Assessment of ICSI outcome in accordance with literature showed that improved Vitamin D has no effect on fertilization and embryo quality on day 3. In contrary to our results and similar studies in this filed, only one study suggest that high concentration Vitamin D reduces embryo quality score following ICSI (20). These authors suggest that glucose provides an essential substrate for cumulus- oocyte complex (COC) and propose that Vitamin D may have a physiological effect on insulin and glucose metabolism in a manner that remains to be elucidated. They believe increase follicular Vitamin D level decreases the availability of glucose to the COC and they state that this proposition may account for negatively correlation with embryo quality and FF Vitamin D levels which opposes our findings and findings of Polyzos et al. (29), Ozkan et al. (28), and Rudick et al. (17) that believe the deleterious effect of Vitamin D deficiency is mediated via on endometrial receptivity rather than reduced embryo quality due to high Vitamin D level.
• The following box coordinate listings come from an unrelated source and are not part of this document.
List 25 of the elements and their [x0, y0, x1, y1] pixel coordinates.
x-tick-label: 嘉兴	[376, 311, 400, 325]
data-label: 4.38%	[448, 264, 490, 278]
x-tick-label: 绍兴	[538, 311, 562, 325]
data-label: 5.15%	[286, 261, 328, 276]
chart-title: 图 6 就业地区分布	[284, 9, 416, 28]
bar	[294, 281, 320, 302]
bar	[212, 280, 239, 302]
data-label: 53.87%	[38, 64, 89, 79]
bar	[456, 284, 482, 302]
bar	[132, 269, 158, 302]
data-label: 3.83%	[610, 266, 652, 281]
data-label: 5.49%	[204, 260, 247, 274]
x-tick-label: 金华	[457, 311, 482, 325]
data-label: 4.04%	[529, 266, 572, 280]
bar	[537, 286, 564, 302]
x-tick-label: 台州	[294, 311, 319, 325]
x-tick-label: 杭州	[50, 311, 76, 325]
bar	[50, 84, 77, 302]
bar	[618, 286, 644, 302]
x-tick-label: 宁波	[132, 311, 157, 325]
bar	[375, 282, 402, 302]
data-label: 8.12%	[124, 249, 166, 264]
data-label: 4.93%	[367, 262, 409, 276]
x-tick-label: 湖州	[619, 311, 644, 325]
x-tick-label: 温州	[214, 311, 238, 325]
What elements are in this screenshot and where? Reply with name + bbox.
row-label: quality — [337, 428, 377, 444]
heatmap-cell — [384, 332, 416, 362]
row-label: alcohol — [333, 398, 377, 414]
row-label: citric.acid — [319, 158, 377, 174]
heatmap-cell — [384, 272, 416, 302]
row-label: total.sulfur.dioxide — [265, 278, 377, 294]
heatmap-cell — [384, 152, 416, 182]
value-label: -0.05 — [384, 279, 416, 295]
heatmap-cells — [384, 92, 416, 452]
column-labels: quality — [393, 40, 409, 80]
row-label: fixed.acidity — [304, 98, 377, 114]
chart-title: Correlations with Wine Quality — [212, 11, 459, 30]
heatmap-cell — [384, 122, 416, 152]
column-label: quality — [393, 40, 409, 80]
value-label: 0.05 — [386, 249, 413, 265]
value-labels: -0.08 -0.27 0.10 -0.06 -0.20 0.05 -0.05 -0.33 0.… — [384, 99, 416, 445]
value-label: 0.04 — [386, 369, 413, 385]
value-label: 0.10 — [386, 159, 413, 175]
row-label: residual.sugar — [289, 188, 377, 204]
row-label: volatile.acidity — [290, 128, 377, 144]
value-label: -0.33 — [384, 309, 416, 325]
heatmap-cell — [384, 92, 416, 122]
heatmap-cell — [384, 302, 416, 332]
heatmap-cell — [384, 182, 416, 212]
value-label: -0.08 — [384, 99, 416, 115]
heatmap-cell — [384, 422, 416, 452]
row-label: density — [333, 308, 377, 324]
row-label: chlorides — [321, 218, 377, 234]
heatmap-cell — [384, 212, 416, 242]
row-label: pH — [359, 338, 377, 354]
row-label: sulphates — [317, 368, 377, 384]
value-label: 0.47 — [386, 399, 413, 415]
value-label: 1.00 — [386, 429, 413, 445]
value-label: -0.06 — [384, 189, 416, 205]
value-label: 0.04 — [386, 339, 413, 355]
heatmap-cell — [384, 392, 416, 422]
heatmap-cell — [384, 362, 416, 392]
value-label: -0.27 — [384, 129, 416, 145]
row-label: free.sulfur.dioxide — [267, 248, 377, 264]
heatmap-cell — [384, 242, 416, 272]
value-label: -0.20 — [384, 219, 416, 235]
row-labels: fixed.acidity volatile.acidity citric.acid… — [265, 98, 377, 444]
It is important to note the based on their figures number of individuals presenting lower than 15 and 40 ng/ml Vitamin D are very small.

Another major finding of the present study was the difference observed in rates of chemical and clinical pregnancies. In this study rates of chemical and clinical pregnancy rates relative to control group was improved by 10.7% (47.6 vs. 25.5) and 82% (38.1 vs. 20.9), respectively. These results are in accordance with several previous studies, suggests that probably Vitamin D improves ICSI in term of both chemical and clinical pregnancy rates (28-30). Based on the literature and transfer of embryos from donor cycle, it appears that improved effect is very likely related to the improved quality of the endometrium, as also was observed in this study and by other authors (17, 26, 29).
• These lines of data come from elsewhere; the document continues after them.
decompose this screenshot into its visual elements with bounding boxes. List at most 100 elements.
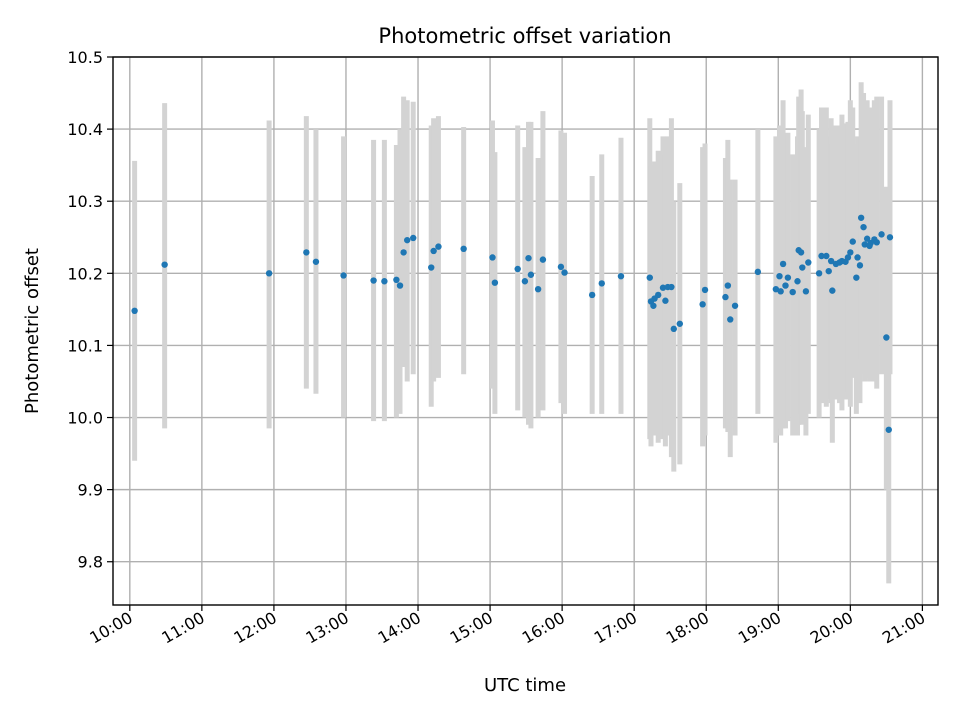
- data-point: [779, 260, 787, 268]
- y-tick-label: 10.4: [67, 120, 103, 139]
- x-tick-label: 17:00: [591, 608, 640, 648]
- data-point: [312, 258, 320, 265]
- x-tick-label: 11:00: [158, 608, 207, 648]
- data-point: [514, 265, 521, 273]
- data-point: [731, 302, 739, 309]
- data-point: [654, 291, 662, 299]
- y-tick-label: 10.0: [67, 409, 103, 428]
- data-point: [659, 284, 667, 291]
- data-point: [131, 307, 138, 315]
- data-point: [823, 252, 830, 260]
- data-point: [873, 239, 880, 246]
- data-point: [381, 278, 388, 285]
- y-tick-label: 9.8: [78, 553, 103, 572]
- y-tick-label: 10.5: [67, 48, 103, 67]
- data-point: [435, 243, 442, 250]
- data-point: [265, 270, 273, 277]
- y-tick-label: 10.3: [67, 192, 103, 211]
- data-point: [527, 271, 535, 278]
- data-point: [794, 278, 801, 285]
- data-point: [856, 262, 864, 269]
- data-point: [617, 273, 625, 280]
- data-point: [370, 277, 377, 284]
- data-point: [404, 236, 411, 244]
- data-point: [878, 231, 885, 238]
- data-point: [676, 320, 684, 327]
- data-point: [161, 261, 168, 268]
- y-tick-label: 10.2: [67, 264, 103, 283]
- data-point: [396, 282, 404, 289]
- data-point: [489, 254, 496, 261]
- x-tick-label: 15:00: [447, 608, 496, 648]
- x-tick-label: 14:00: [375, 608, 424, 648]
- data-point: [860, 223, 867, 231]
- data-point: [410, 234, 417, 242]
- data-point: [829, 287, 836, 294]
- chart-title: Photometric offset variation: [378, 24, 671, 48]
- data-point: [827, 257, 835, 265]
- data-point: [815, 270, 823, 277]
- data-point: [722, 293, 729, 301]
- data-point: [772, 285, 780, 293]
- y-axis-label: Photometric offset: [22, 248, 43, 414]
- data-point: [777, 288, 784, 295]
- data-point: [853, 274, 860, 281]
- data-point: [525, 254, 532, 262]
- data-point: [857, 214, 865, 221]
- data-point: [818, 252, 825, 260]
- data-point: [863, 235, 871, 242]
- x-axis-label: UTC time: [484, 675, 566, 696]
- y-tick-label: 10.1: [67, 336, 103, 355]
- plot-frame: [112, 56, 939, 606]
- x-tick-label: 21:00: [879, 608, 928, 648]
- x-tick-label: 20:00: [807, 608, 856, 648]
- data-point: [797, 249, 805, 256]
- data-point: [784, 274, 792, 281]
- y-tick-label: 9.9: [78, 481, 103, 500]
- data-point: [799, 264, 806, 271]
- x-tick-label: 16:00: [519, 608, 568, 648]
- data-point: [400, 249, 407, 256]
- x-tick-label: 10:00: [86, 608, 135, 648]
- x-tick-label: 13:00: [303, 608, 352, 648]
- x-tick-label: 12:00: [230, 608, 279, 648]
- data-point: [802, 288, 810, 295]
- data-point: [662, 297, 669, 304]
- data-point: [883, 334, 890, 341]
- data-point: [754, 268, 762, 276]
- data-point: [782, 282, 789, 289]
- data-point: [598, 280, 605, 287]
- data-point: [886, 234, 894, 241]
- x-tick-label: 18:00: [663, 608, 712, 648]
- data-point: [789, 288, 796, 296]
- data-point: [521, 278, 529, 285]
- data-point: [303, 249, 310, 256]
- data-point: [699, 301, 706, 308]
- data-point: [539, 256, 547, 263]
- data-point: [885, 426, 892, 433]
- data-point: [724, 282, 732, 289]
- data-point: [776, 273, 783, 280]
- x-tick-label: 19:00: [735, 608, 784, 648]
- data-point: [847, 249, 854, 256]
- data-points: [131, 214, 894, 433]
- data-point: [650, 302, 657, 309]
- data-point: [844, 254, 852, 261]
- data-point: [534, 285, 542, 293]
- error-bars: [132, 82, 893, 584]
- data-point: [561, 269, 568, 276]
- data-point: [825, 267, 832, 275]
- data-point: [670, 325, 678, 333]
- data-point: [430, 247, 437, 255]
- data-point: [646, 274, 653, 281]
- data-point: [340, 272, 347, 279]
- data-point: [460, 245, 467, 252]
- data-point: [393, 276, 400, 284]
- data-point: [861, 241, 868, 248]
- data-point: [428, 264, 435, 271]
- data-point: [854, 254, 861, 261]
- data-point: [668, 283, 675, 291]
- data-point: [849, 238, 856, 245]
- data-point: [727, 316, 734, 323]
These improved effect has been postulated to be related to mechanisms including i. Miss regulation of NK cell activity, ii. Immunomodulatory role during implantation and recurrent miscarriage, iii. Regulation of cross talk involved between embryos and endometrium which consequently regulates of HOXA10 involved in embryo implantation. It has been shown that endometrial HOX10A expression increase in parallels that Vitamin D receptor around time of implantation, at the time of maximal endometrial differentiation (16, 31). Indeed, increase quality of endometrium, which is reported to be lower in Vitamin D deficient individuals is also related to proper differentiation of endometrial cells (17).


Results of the present study showed that consuming Vitamin D supplementation could be effective in improving the clinical outcome of ICSI. Based on literature this effect is very likely to be attributed to local effect of Vitamin D on endometrium.